What kind of irony is found in "The Necklace"?
Guy de Maupassant's short story "The Necklace" follows the tragic tale of Madame Loisel, a woman who longs to be part of the aristocracy and who pays dearly for that desire. After she spends years pining away after the fancy parties thrown by those far wealthier and more important than her, Madame Loisel's husband secures her an invitation to one of these parties. Still, Madame Loisel is not happy until she has been given the money to purchase new attire for the affair and until a friend of hers (Madame Forestier) agrees to allow her to borrow a diamond necklace to wear to the party.
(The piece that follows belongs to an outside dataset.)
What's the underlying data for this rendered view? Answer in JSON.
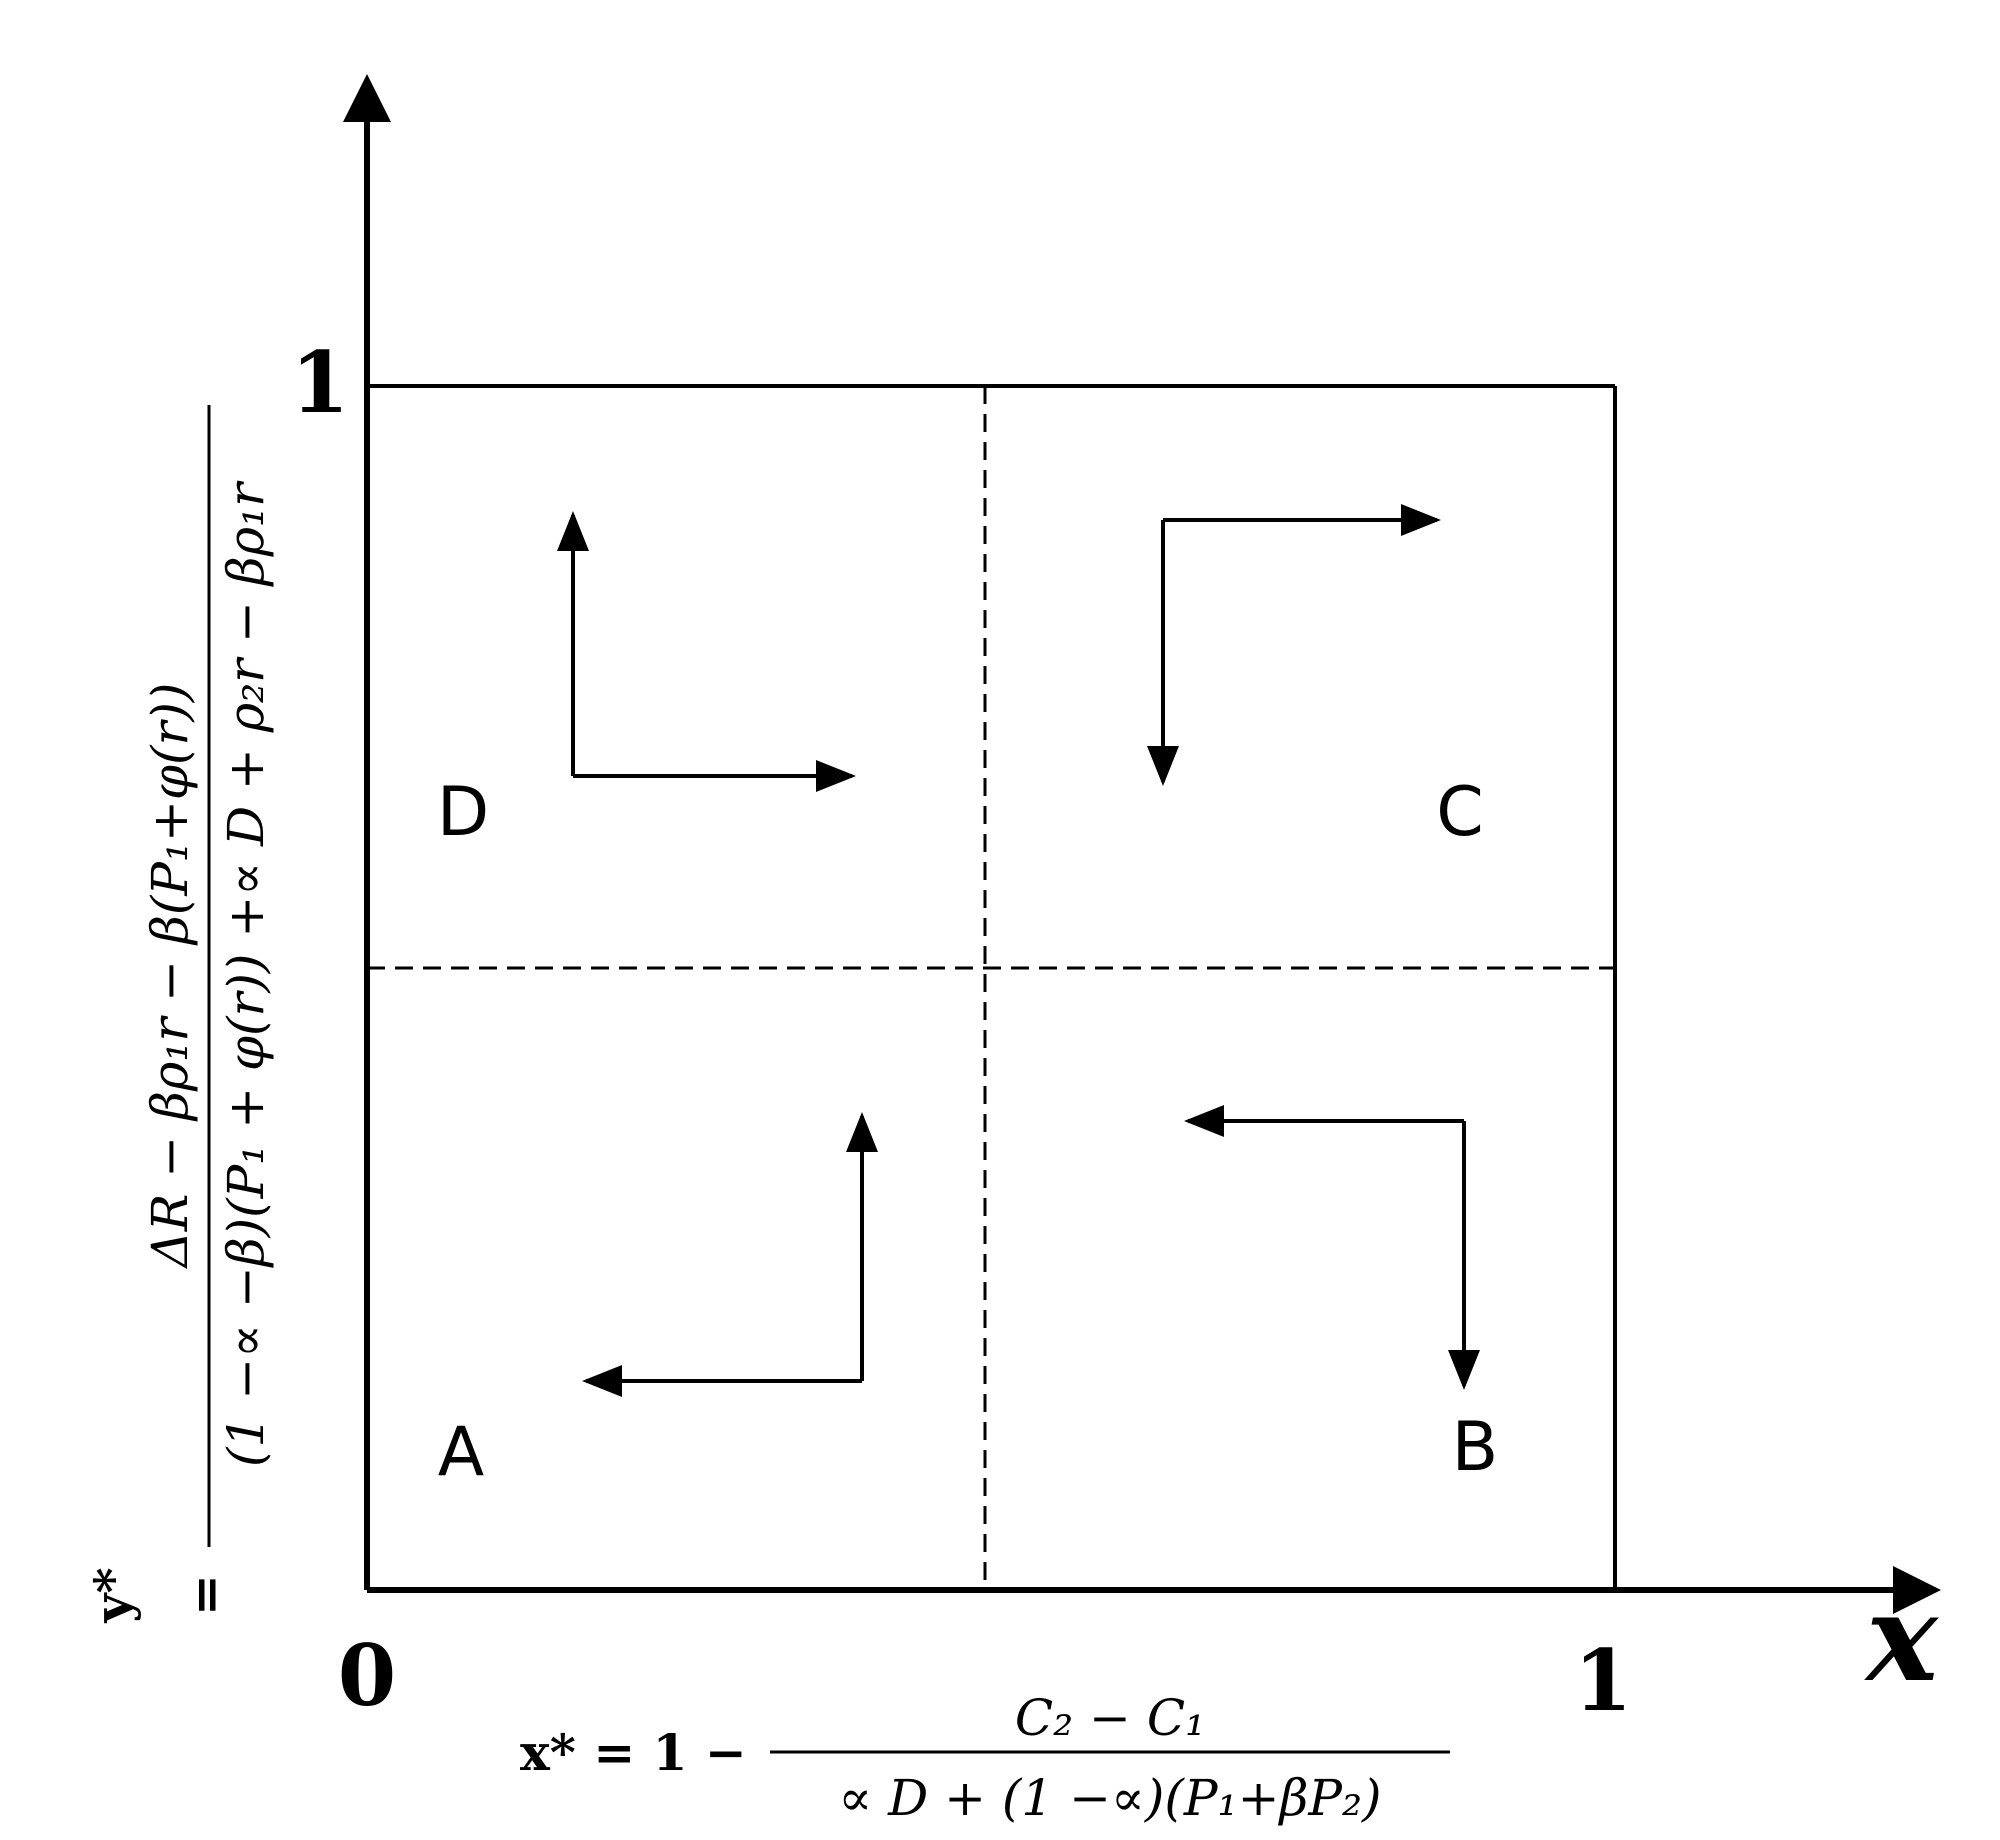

However, while at the party, Madame Loisel loses the necklace. Rather than come clean about her mistake, she drives herself and her spouse into financial ruin in order to pay for a replacement. It is only much later that she learns from Madame Forestier that the necklace she had lost was not made of diamonds at all—it was a fake made out of paste.
This type of irony is situational irony because the outcome of the story is very different than what Madame Loisel (or the audience) may have anticipated. The party she attends in the hopes of increasing her social standing instead ruins it. It is her obsession with wealth and social position that ultimately drives Madame Loisel into poverty and a fall from social grace—certainly the opposite of what she intended!
In The Necklace, the irony is called irony of situation. There is a great difference between what is expected and what occurs.
When Madame Loisel borrows the diamond necklace from Madame Forestier she believes that it is worth a lot of money. Therefore, when she loses it, she is stricken with the burden of what it will take to replace it, they borrow money to buy a new necklace, effectively giving Madame Forestier a real diamond necklace. They are then bound to a life of drudgery to pay back the loan. She does not know, nor do we, the reader, that the necklace is fake.
Madame Loisel and her husband work very hard to earn money to pay back the loan, believing what they did was noble and honorable. When they discover that the necklace was fake, they have wasted their time and effort put themselves into a cycle of drudgery for nothing.
In fact it is ironic that Madame Loisel longs to be rich, a fake existence really, and ends up having her life shaped by a fake necklace. Situational irony.